How to Avoid Civil Money Penalties
Perform a Self-Audit. The law is written so that the way you act can make a difference.
- By promptly performing a self-audit, at your own expense, and then paying back any wrong claims that are discovered, it may help give the impression that you are not a criminal, but instead only a provider who has temporarily run into a coding problem.
Take Education Seriously. When you receive an education letter, stop what you are doing and study the issue carefully.
- Even if a doctor is not doing the day-to-day coding, they nevertheless should know the exact coding details of their services.
Document Your Actions. Keep detailed records of your communications with your coders.
- Document every event in which you discuss coding with them, and if you send instructions to your coder on how to file proper claims, get a confirmation back from them that they received it and will be making an needed changes to their procedures.
Maintain a Chronology.

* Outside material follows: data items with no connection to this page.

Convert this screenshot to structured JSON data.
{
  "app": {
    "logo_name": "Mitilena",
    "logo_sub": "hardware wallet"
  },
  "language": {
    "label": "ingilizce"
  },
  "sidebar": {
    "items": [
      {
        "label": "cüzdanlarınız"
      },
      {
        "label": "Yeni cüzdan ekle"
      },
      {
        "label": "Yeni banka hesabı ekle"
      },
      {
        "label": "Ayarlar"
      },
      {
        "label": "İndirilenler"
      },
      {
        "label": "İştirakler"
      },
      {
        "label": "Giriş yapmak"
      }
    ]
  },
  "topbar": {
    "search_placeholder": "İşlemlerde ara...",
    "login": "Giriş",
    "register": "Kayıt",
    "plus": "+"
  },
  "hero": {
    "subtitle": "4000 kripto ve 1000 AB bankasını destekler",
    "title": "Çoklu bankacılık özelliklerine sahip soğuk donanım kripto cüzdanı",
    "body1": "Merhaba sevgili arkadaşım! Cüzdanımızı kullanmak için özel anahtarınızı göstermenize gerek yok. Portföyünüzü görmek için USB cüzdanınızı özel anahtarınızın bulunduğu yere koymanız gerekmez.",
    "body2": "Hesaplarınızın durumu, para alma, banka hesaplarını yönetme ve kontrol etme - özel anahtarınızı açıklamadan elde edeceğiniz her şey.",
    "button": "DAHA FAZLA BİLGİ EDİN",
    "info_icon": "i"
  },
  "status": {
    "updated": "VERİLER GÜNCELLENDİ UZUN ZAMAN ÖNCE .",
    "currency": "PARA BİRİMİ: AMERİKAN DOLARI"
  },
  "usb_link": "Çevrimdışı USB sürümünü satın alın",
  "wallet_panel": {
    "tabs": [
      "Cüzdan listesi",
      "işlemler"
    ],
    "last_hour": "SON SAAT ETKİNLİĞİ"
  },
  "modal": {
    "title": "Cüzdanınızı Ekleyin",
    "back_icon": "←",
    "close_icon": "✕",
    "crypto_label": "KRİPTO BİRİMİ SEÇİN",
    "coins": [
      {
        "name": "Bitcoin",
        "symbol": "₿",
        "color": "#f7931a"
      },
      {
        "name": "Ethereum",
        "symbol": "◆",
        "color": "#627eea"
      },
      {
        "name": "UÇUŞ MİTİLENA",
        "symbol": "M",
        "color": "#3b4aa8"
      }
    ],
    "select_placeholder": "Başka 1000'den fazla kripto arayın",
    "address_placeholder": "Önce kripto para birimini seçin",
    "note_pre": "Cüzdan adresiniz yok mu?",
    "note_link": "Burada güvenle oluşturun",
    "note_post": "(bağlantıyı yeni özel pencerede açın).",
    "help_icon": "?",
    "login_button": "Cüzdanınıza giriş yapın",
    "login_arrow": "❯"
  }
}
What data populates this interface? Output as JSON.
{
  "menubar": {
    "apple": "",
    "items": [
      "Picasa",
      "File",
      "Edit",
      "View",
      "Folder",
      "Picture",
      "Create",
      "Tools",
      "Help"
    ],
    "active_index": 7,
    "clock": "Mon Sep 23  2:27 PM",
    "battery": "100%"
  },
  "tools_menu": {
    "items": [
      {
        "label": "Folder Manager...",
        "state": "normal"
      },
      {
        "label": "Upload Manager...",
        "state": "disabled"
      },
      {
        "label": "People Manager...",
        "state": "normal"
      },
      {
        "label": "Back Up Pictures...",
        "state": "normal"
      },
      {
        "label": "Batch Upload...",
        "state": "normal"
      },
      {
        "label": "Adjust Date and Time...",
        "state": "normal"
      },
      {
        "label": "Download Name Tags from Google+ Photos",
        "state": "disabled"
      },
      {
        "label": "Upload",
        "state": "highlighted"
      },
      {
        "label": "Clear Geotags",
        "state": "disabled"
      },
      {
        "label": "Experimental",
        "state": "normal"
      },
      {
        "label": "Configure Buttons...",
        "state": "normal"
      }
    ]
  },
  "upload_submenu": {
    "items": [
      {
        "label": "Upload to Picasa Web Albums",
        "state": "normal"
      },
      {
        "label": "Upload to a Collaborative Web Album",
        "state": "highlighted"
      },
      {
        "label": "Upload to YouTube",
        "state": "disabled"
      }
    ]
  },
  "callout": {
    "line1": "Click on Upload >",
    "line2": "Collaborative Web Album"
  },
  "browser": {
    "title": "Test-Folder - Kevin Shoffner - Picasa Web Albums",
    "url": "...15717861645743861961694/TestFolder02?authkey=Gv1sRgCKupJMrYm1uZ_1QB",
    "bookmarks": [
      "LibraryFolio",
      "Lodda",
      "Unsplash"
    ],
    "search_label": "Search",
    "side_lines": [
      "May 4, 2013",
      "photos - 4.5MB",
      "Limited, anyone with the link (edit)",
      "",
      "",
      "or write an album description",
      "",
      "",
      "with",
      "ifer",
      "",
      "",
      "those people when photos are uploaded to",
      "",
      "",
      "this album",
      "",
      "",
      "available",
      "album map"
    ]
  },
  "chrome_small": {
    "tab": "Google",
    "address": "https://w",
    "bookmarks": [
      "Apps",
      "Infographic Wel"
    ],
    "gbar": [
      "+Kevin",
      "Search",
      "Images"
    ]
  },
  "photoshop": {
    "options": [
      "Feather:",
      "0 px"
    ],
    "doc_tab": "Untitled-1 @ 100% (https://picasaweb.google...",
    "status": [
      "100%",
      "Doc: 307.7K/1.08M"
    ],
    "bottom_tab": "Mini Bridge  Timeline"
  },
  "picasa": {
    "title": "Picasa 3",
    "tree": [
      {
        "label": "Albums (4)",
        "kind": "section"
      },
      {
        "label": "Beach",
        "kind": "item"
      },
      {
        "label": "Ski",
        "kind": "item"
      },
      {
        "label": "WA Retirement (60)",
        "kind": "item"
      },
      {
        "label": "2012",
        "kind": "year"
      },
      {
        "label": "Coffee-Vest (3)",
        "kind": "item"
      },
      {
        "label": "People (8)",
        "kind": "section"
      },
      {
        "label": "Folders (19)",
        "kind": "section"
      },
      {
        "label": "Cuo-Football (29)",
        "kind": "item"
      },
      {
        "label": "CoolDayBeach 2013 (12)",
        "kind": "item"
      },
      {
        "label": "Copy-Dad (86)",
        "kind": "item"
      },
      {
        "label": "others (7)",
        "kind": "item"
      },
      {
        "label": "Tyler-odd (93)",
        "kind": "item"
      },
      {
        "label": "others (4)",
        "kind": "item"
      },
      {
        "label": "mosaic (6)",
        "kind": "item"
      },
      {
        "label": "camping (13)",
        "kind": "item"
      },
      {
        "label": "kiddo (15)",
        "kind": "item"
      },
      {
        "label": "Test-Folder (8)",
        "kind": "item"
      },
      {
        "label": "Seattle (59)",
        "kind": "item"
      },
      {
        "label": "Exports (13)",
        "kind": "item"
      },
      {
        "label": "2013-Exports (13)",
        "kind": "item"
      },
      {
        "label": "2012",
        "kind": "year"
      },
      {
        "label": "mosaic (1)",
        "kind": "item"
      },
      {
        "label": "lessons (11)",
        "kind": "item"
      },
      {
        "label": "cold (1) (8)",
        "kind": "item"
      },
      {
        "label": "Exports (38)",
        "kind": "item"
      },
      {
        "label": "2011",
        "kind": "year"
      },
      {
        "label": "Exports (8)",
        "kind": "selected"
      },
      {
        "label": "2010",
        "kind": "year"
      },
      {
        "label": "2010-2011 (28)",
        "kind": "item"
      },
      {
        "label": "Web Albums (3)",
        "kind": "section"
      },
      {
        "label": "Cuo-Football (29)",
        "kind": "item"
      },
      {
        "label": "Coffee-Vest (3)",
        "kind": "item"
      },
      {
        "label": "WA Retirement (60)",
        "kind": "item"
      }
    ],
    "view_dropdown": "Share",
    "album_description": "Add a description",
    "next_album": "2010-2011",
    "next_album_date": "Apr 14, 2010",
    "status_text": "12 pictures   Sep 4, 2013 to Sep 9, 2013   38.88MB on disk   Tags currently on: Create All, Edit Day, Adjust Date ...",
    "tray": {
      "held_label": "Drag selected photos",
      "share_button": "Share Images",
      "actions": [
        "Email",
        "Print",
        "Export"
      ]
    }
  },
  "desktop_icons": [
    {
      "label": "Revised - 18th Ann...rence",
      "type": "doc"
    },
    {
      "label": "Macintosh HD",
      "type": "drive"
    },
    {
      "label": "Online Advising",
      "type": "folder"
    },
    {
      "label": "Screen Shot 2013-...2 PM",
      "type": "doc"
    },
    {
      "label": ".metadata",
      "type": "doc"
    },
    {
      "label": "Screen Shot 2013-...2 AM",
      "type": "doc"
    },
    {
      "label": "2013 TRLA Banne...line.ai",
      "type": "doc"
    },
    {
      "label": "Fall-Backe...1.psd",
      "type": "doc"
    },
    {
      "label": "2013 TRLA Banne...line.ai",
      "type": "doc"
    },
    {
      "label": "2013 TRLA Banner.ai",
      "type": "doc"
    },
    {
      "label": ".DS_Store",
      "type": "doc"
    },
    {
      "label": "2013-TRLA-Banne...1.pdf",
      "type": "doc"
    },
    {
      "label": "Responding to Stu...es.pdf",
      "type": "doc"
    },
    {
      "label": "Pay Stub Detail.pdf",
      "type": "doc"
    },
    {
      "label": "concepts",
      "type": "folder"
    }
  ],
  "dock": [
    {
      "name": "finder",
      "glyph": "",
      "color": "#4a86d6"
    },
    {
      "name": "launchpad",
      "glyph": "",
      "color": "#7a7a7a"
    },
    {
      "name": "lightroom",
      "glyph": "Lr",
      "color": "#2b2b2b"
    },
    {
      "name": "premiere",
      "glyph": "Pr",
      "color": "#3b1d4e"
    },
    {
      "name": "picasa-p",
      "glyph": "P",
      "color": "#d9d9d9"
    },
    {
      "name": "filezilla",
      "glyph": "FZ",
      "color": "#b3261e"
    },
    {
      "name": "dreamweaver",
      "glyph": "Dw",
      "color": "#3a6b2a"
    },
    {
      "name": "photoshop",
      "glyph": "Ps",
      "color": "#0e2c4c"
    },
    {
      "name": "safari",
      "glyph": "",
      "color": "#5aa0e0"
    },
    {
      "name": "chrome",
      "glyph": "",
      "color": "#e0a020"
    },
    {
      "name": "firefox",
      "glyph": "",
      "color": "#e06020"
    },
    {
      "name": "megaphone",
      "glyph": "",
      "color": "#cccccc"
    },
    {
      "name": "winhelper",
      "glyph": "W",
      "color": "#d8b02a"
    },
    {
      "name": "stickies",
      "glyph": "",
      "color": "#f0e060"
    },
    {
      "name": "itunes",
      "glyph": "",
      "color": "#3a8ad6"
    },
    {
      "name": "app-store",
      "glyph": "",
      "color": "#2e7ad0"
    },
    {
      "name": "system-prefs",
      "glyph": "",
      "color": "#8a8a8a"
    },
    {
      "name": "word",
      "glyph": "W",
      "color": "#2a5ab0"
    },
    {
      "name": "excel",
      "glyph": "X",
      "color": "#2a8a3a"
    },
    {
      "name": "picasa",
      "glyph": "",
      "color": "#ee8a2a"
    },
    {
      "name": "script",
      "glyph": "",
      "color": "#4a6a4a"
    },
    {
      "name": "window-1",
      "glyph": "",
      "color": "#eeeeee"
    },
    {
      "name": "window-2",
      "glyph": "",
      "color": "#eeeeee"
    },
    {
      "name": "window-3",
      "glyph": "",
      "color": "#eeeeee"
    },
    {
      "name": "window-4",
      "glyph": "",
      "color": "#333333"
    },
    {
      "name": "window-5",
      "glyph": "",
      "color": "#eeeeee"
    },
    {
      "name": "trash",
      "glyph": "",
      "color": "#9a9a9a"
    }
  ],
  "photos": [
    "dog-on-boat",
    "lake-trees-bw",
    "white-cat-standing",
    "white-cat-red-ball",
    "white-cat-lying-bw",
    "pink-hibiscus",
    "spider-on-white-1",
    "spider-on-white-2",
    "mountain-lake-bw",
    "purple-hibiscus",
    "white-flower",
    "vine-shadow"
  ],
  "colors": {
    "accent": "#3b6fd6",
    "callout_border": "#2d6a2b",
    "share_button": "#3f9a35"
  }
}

If you get a letter from the OIG (Office of Inspector General) then have ready a complete chronology of every communication with your coders, ZPICs and others in connection to the matter.
- This may be one of the most valuable things you can do to show that you are not acting recklessly.
The more you do these things, the less likely is the OIG to conclude that you deserve to pay back much more than you already have.